Administration de l’environnement (Luxembourg)

Valsts ieņēmumu dienestsState Revenue Service (Latvia)

Malta Resources Authority (Malta)

Dutch Emissions Authority (The Netherlands)

National Centre for Emissions Management (Poland)

Portuguese Environment Agency (Portugal)

Ministry of Finance (Romania)

Swedish Environment Protection Agency (Sweden)

Ministry of Environment of the Slovak Republic (Slovakia)

Is the EU CBAM the same as the UK CBAM?

The UK CBAM is a separate but similar mechanism to address carbon leakage. Learn more about the UK CBAM.

Can default values be used for CBAM reporting?

Official default values for CBAM are now available on the transitional registry. These are global average values for each CN (product) code.

Key things to note:

  1. Importers can use these defaults if suppliers don’t provide data until 31 July 2024 (i.e. for the first three reporting quarters)
  2. Suppliers can use default values for 100% of emissions until 31 July 2024 (same as importers) and long term if those default values make up less than 20% of emissions (in practice, this means using them for precursor goods when the installation makes complex goods)
  3. Other default values (i.e. not from the CBAM registry) can be used on the condition that the reporting declarant indicates and references the methodology followed for establishing such values
  4. The EU aims to set default values higher than the average actual values, in order to encourage the use of actual values in reporting

What are the fines and penalties in the EU CBAM?

During the transition period (until 1 January 2026), importers will face fines for not declaring emissions or for under-declaring emissions.

The exact fines are to be determined, but will be between 10-50 euros per tonne of carbon dioxide equivalent not declared or under-declared.

Until July 2024, importers can declare using default values, but after that, primary data will be needed (unless for up to 20% of precursor emissions where those are covered by CBAM), in order to avoid fines.

Are Scope 3 emissions included in the EU CBAM?

The EU CBAM does not use the categories of Scopes 1, 2 and 3. Therefore it can be misleading to talk about Scope 3 emissions being included in CBAM. However, certain emissions that fall under the Scope 3 category are included in specific ways.

CBAM classifies emissions as either direct emissions or indirect emissions, while traditional corporate carbon accounting classifies emissions by Scopes.

In CBAM, direct emissions refer to emissions from the facility’s own operations, while indirect emissions refer to the generation of electricity to produce goods in that facility (whether that electricity is generated on-site or off-site). 

💡 Note: under the ‘Scopes 1, 2 and 3’ framework, on-site generation of electricity is categorized as Scope 1 (direct) emissions, not Scope 2. This can be a source of confusion for companies who have already calculated emissions according to Scopes or who use ‘direct emissions’ synonymously with Scope 1.

For so-called complex goods, additional upstream emissions (outside of electricity generation) are also included under CBAM: specifically, emissions involved in the processing of raw materials that are used as inputs to make those complex goods.

Those emissions do fall under the Scope 3 category of standard carbon accounting.

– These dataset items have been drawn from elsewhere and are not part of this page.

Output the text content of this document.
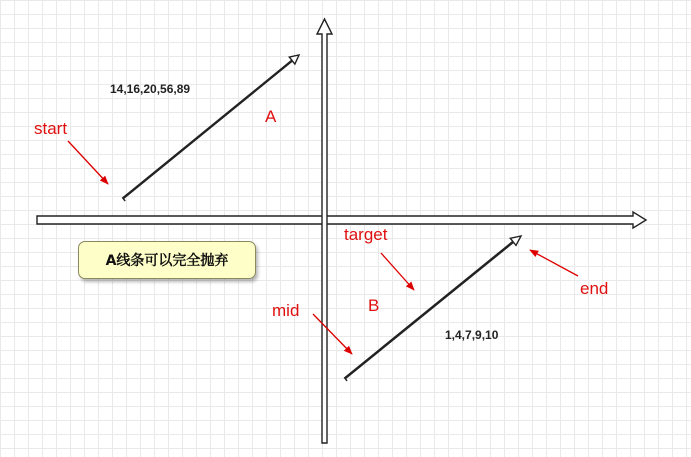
start
A
target
mid	B
end
14,16,20,56,89
1,4,7,9,10
A线条可以完全抛弃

For example, in the case of steel sheets, the emissions of precursor goods like sinters and pellets need to be included in CBAM reporting, and are part of the steel sheet's Scope 3.

However, the category of Scope 3 emissions includes many more emissions sources than just the direct processing of precursor goods. Therefore, CBAM counts fewer emissions than a full Scope 3 accounting exercise would, even in the case of complex goods.